Selon les scientifiques, la tendance au réchauffement de la planète devrait se confirmer en 2016, puisque les six premiers mois de cette année ont été de loin les plus chauds sur le globe, au vu des dernières données fournies par la NASA. Certes, le phénomène El Niño, particulièrement vigoureux en 2015, a accentué la tendance au réchauffement, mais cela n’explique pas tout. Les concentrations de trois des principaux gaz à effet de serre, dioxyde de carbone (CO2), méthane (CH4) et protoxyde d’azote (N2O), ont « atteint de nouveaux sommets en 2015 », indique le rapport, qui s’appuie sur des dizaines de milliers de relevés tirés de nombreuses bases de données indépendantes.

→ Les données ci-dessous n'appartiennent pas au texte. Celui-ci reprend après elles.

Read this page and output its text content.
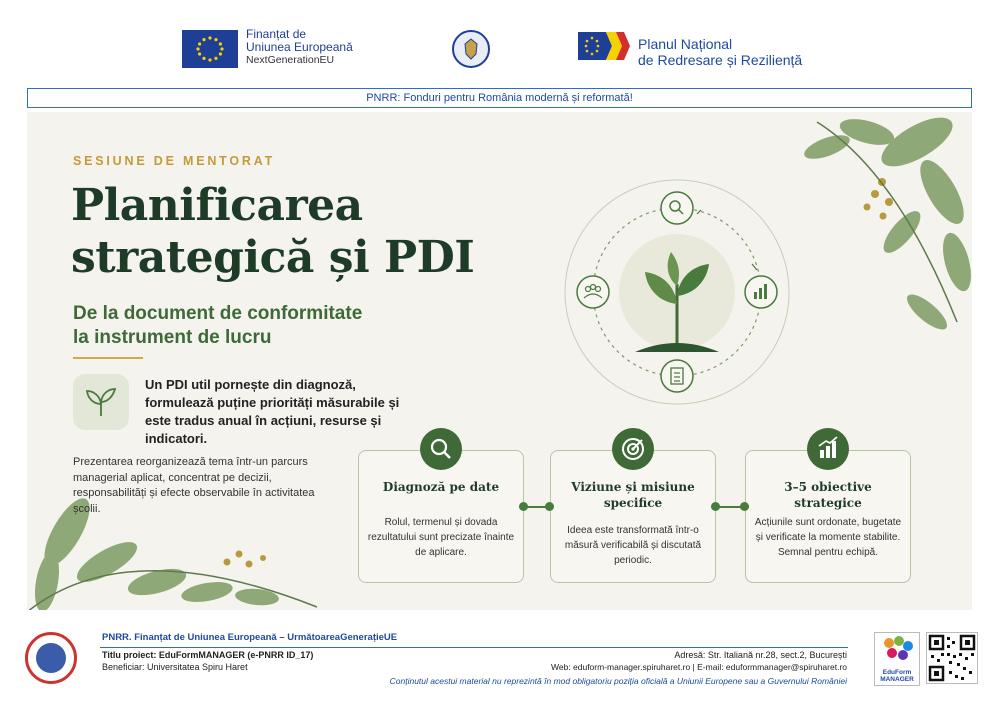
Finanțat de
Uniunea Europeană
NextGenerationEU
Planul Național
de Redresare și Reziliență
PNRR: Fonduri pentru România modernă și reformată!
SESIUNE DE MENTORAT
Planificarea
strategică și PDI
De la document de conformitate
la instrument de lucru
Un PDI util pornește din diagnoză, formulează puține priorități măsurabile și este tradus anual în acțiuni, resurse și indicatori.
Prezentarea reorganizează tema într-un parcurs managerial aplicat, concentrat pe decizii, responsabilități și efecte observabile în activitatea școlii.
Diagnoză pe date
Rolul, termenul și dovada rezultatului sunt precizate înainte de aplicare.
Viziune și misiune specifice
Ideea este transformată într-o măsură verificabilă și discutată periodic.
3–5 obiective strategice
Acțiunile sunt ordonate, bugetate și verificate la momente stabilite. Semnal pentru echipă.
PNRR. Finanțat de Uniunea Europeană – UrmătoareaGenerațieUE
Titlu proiect: EduFormMANAGER (e-PNRR ID_17)
Beneficiar: Universitatea Spiru Haret
Adresă: Str. Italiană nr.28, sect.2, București
Web: eduform-manager.spiruharet.ro | E-mail: eduformmanager@spiruharet.ro
Conținutul acestui material nu reprezintă în mod obligatoriu poziția oficială a Uniunii Europene sau a Guvernului României
EduForm
MANAGER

Comme je l’ai indiqué dans ma note du 8 mars, la concentration de CO2 mesurée sur le Mauna Loa à Hawaii a enregistré en 2015, la plus forte augmentation depuis le début des relevés, avec le franchissement,  pour la première fois, de la barre symbolique des 400 parties par million (ppm), à 400,8 ppm. Sur l’ensemble de la planète, le CO2 a frôlé cette limite en 2015, atteignant 399,4 ppm, soit une hausse de 2,2 ppm par rapport à 2014.

Le niveau des océans a atteint son plus haut point, avec quelque 70 millimètres de plus que la moyenne enregistrée en 1993. L’eau monte graduellement autour de la Terre, avec une poussée d’environ 3,3 millimètres par an, mais la hausse est plus rapide en certains points du Pacifique et de l’Océan Indien. Elle risque d’accélérer dans les prochaines décennies, à mesure que les glaciers et les calottes glaciaires fondront, menaçant la vie de millions d’habitants sur les côtes.

Selon le rapport, l’année 2015 a aussi été marquée par une saison des pluies avec des précipitations plus abondantes que la moyenne, ce qui a provoqué des graves inondations. A côté de cela, des sécheresses sévères ont également frappé, affectant des superficies presque deux fois plus importantes en 2015 qu’en 2014 (14% en 2015, contre 8% en 2014).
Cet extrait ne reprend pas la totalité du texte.